Like Gordon Brown before him, George Osborne delights in laying traps for his political opponents. His proposed new budget surplus law, which will force future governments to pay down debt “in normal times”, is a classic of the genre. Having conceded, to varying degress, that Labour should not have run a deficit before the crash, the party’s leadership candidates will now be challenged to say whether they support the Chancellor’s measure. Should they vote in favour of the plan, Labour will be forced to pledge to fund new investment through higher taxes, allowing the Tories to run a 1992-style “bombshell” campaign, or commit to even deeper cuts in current spending.

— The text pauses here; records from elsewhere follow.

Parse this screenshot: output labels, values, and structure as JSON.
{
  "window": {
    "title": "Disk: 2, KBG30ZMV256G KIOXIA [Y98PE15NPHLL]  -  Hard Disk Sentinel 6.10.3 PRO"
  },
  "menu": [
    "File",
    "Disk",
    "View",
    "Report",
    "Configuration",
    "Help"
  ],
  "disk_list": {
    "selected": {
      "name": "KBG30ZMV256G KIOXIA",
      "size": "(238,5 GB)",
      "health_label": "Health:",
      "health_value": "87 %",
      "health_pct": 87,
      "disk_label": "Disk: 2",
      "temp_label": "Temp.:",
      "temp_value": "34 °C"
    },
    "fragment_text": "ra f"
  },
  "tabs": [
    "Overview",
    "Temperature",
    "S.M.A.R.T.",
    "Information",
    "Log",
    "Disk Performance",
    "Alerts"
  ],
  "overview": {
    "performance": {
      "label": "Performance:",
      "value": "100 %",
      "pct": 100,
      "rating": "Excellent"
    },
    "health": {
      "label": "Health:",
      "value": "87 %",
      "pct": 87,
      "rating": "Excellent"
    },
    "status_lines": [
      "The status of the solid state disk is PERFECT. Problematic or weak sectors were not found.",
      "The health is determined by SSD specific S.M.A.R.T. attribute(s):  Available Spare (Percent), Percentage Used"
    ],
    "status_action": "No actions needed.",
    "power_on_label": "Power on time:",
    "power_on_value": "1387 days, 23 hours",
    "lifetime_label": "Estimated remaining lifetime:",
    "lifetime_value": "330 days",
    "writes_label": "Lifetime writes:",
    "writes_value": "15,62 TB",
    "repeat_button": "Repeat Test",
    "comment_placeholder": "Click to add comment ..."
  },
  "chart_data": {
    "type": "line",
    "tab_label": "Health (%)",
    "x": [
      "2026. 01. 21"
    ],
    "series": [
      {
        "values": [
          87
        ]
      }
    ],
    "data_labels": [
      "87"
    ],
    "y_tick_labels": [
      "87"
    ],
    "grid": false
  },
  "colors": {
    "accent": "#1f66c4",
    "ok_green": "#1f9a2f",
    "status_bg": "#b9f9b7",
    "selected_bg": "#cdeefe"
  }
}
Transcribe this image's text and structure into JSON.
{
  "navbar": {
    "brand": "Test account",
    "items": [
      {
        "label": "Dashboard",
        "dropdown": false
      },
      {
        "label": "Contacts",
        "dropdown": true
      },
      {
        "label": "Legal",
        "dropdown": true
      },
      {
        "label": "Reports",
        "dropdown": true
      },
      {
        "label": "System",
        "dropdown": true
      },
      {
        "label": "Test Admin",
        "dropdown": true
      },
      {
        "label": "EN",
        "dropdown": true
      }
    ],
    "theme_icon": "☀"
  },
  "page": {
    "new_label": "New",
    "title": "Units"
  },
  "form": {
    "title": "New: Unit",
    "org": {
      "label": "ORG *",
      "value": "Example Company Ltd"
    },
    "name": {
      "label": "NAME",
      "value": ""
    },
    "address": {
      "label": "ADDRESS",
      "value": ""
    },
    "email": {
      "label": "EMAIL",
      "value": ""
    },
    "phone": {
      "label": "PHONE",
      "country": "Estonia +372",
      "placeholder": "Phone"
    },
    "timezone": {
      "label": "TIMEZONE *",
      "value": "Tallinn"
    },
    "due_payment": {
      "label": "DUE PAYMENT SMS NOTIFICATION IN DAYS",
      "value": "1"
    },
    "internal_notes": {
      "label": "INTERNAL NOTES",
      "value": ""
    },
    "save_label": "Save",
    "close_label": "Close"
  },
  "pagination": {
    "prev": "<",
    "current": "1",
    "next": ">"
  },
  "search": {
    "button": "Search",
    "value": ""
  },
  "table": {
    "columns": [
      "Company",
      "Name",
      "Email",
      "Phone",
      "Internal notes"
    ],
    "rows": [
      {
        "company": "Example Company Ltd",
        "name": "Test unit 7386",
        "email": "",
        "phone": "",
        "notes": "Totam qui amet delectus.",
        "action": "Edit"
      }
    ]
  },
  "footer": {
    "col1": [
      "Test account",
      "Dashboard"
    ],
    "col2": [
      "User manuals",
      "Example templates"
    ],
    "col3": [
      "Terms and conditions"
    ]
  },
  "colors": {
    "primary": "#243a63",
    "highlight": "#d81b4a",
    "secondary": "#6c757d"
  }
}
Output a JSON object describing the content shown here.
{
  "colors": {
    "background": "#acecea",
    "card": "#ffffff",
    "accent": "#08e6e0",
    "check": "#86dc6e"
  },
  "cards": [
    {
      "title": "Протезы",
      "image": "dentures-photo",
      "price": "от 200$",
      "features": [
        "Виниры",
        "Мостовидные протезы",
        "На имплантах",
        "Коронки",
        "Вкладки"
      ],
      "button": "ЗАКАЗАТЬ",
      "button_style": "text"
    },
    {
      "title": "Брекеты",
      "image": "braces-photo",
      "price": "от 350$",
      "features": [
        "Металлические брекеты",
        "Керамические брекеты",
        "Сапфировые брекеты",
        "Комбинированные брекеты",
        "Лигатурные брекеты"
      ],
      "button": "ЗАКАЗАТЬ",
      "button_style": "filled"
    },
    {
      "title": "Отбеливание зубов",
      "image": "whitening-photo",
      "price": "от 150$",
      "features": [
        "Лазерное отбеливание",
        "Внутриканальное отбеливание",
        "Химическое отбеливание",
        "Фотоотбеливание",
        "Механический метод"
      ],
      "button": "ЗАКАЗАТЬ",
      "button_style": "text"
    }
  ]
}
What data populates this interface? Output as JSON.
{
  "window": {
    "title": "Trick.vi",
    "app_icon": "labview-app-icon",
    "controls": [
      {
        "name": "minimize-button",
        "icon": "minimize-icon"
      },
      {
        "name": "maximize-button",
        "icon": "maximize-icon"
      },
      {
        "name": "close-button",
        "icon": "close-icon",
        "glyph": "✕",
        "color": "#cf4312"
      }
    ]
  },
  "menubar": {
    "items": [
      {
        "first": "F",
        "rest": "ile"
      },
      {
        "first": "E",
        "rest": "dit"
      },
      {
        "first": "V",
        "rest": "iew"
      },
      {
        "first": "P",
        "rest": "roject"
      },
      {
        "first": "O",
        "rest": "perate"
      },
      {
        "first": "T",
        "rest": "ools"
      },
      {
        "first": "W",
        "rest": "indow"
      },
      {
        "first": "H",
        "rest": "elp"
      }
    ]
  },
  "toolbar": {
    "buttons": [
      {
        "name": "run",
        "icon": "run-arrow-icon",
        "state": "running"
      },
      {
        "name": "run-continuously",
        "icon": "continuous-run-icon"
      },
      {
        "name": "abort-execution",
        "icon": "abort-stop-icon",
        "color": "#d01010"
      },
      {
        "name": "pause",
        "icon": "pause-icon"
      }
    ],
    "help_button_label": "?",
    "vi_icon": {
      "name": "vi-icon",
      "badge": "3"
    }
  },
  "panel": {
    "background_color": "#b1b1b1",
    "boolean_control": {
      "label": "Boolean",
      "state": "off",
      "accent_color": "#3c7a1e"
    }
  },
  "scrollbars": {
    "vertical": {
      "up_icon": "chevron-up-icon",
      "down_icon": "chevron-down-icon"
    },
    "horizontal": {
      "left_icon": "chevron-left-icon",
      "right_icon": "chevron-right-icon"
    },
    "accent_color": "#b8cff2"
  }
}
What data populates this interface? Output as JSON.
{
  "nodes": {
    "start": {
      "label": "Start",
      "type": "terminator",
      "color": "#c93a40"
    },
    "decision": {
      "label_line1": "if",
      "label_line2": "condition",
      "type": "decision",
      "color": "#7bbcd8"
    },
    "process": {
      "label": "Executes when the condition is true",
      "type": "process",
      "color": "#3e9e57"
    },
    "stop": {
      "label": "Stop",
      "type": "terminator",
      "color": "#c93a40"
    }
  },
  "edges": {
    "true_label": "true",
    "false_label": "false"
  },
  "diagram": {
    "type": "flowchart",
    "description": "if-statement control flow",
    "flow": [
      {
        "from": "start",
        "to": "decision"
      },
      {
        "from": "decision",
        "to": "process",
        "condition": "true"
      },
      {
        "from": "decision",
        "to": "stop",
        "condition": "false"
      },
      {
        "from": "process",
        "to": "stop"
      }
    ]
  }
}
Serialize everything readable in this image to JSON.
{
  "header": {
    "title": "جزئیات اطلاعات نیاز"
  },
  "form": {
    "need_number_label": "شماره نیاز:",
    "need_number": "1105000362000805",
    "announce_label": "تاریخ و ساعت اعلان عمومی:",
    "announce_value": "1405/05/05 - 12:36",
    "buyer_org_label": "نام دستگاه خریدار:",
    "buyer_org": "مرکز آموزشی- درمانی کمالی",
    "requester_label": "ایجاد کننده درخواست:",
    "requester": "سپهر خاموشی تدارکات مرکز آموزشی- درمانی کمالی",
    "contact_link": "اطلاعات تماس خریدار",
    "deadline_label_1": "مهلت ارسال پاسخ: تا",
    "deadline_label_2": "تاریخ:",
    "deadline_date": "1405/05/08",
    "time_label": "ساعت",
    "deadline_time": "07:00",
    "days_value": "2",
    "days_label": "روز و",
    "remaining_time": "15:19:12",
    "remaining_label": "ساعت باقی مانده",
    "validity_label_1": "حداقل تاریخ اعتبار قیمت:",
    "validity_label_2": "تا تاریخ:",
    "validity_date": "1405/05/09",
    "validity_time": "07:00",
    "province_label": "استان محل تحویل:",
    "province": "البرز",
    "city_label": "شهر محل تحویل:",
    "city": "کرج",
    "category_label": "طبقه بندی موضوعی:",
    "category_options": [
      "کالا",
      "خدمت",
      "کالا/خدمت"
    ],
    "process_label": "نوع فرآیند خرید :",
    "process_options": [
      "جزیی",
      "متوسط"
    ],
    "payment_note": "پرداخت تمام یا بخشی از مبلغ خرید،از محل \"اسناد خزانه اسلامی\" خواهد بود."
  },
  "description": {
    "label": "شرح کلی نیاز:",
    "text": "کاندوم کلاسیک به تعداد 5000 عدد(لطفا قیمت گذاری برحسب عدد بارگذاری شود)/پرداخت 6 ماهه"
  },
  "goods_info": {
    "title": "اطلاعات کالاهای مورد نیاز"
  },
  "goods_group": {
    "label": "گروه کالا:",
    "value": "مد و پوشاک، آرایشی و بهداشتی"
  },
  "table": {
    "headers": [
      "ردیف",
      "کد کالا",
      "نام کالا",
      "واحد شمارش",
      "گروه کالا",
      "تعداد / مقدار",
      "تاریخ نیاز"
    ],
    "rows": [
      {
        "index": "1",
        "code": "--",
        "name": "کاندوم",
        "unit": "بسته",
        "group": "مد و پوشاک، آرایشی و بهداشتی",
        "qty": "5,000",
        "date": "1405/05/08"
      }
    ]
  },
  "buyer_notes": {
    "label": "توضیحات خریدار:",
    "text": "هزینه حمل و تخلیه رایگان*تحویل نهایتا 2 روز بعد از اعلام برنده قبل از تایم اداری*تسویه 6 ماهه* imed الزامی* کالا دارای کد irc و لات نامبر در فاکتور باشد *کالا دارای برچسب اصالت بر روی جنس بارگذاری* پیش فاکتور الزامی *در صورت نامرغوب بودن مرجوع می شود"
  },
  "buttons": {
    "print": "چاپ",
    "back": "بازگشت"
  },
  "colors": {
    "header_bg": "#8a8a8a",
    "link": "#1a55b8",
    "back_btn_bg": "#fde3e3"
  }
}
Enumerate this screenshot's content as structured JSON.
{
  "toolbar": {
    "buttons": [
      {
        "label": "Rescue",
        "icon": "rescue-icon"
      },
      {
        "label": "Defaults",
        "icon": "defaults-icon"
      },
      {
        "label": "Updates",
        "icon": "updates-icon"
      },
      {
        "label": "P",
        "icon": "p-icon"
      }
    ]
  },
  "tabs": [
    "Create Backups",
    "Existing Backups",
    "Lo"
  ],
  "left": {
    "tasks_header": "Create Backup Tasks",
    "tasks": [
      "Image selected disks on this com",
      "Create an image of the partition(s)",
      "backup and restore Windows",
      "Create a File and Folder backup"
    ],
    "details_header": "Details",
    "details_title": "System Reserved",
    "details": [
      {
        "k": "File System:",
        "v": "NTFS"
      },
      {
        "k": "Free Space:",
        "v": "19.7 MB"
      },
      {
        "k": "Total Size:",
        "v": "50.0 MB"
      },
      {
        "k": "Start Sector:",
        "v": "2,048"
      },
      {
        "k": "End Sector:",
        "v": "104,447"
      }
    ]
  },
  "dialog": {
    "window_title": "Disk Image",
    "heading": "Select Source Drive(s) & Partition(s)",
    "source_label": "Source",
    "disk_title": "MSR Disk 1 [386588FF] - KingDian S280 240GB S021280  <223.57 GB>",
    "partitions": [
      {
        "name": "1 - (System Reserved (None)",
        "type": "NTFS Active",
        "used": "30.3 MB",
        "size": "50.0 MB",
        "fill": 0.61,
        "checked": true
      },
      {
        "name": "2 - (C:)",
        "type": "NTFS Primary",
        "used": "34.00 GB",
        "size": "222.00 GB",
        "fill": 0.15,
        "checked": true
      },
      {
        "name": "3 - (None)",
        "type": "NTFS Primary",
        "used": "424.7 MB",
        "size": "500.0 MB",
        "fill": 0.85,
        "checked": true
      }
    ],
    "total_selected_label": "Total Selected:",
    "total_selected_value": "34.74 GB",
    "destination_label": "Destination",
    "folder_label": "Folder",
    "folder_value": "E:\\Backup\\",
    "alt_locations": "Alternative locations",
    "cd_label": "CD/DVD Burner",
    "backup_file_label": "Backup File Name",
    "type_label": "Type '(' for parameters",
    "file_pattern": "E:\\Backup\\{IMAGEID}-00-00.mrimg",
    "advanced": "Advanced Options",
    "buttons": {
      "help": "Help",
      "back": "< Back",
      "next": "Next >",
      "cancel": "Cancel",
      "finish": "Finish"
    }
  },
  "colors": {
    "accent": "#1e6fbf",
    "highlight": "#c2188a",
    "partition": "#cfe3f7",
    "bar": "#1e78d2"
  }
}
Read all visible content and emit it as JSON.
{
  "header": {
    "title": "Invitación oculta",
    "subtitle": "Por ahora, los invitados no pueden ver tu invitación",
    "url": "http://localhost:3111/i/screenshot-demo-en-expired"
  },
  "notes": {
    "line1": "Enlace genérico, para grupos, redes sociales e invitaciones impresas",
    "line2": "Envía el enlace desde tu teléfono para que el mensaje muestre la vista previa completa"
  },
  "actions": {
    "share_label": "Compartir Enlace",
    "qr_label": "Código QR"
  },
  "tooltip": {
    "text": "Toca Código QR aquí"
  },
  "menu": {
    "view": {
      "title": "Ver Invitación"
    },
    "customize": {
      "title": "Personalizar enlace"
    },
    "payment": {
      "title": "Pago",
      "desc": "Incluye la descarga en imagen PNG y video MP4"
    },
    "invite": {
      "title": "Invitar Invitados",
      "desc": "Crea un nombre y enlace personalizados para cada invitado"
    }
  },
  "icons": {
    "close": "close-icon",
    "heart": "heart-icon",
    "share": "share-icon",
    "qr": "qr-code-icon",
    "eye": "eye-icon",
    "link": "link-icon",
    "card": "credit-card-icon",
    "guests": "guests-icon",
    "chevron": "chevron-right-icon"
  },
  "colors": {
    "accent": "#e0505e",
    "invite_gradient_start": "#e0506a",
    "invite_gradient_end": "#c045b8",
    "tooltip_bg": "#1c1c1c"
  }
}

There is no policy merit in Osborne’s proposal. Governments can currently borrow at ultra-low rates to fund growth-stimulating infrastructure projects. But Osborne, a fiscal dogmatist, is determined not to take advantage of this historic opportunity. To extend his favoured household analogy, he has declined to take out a national mortgage even when offered exceptionally generous terms. While it is prudent for governments to run surpluses in times of growth (as a reserve fund against economic shocks), it is not always possible or even desirable. Only in seven of the last 50 years has the UK done so (including three times during Brown’s chancellorship). Should the private sector be unwilling or unable to invest, the state must intervene as a spender of last resort.
Labour will wait to see the detail of the Chancellor’s proposal in the Budget on 8 July before saying whether it will support or oppose the policy (most crucially, the definition of “normal times”). Shadow chancellor Chris Leslie said: “We need to deal with the deficit, and no-one would disagree with a surplus when economic circumstances allow or that investment is needed if the economy is in a downturn. But rather than giving speeches full of distraction techniques the Chancellor should be focusing on driving up productivity, setting out how he will pay for his multi-billion-pound election pledges and explaining who will bear the burden of the still unexplained cuts planned.
“Sensible reductions in public spending and a balanced approach are needed – but the public need straight answers from the Chancellor now rather than politics.”
But assuming it does not abstain from voting, it will need to take a side. This will force it to confront the unresolved dilemmas of Ed Miliband’s leadership. While sensibly leaving room to borrow to invest, Labour almost never made the case for doing so, for fear of deepening its profligate reputation. But this policy stance, along with its failure to tackle the “overspending” question, also made it an unconvincing advocate for fiscal conservatism. If Osborne’s gambit forces it to finally offer clarity, rather than ambiguity, it may yet have something to thank him for.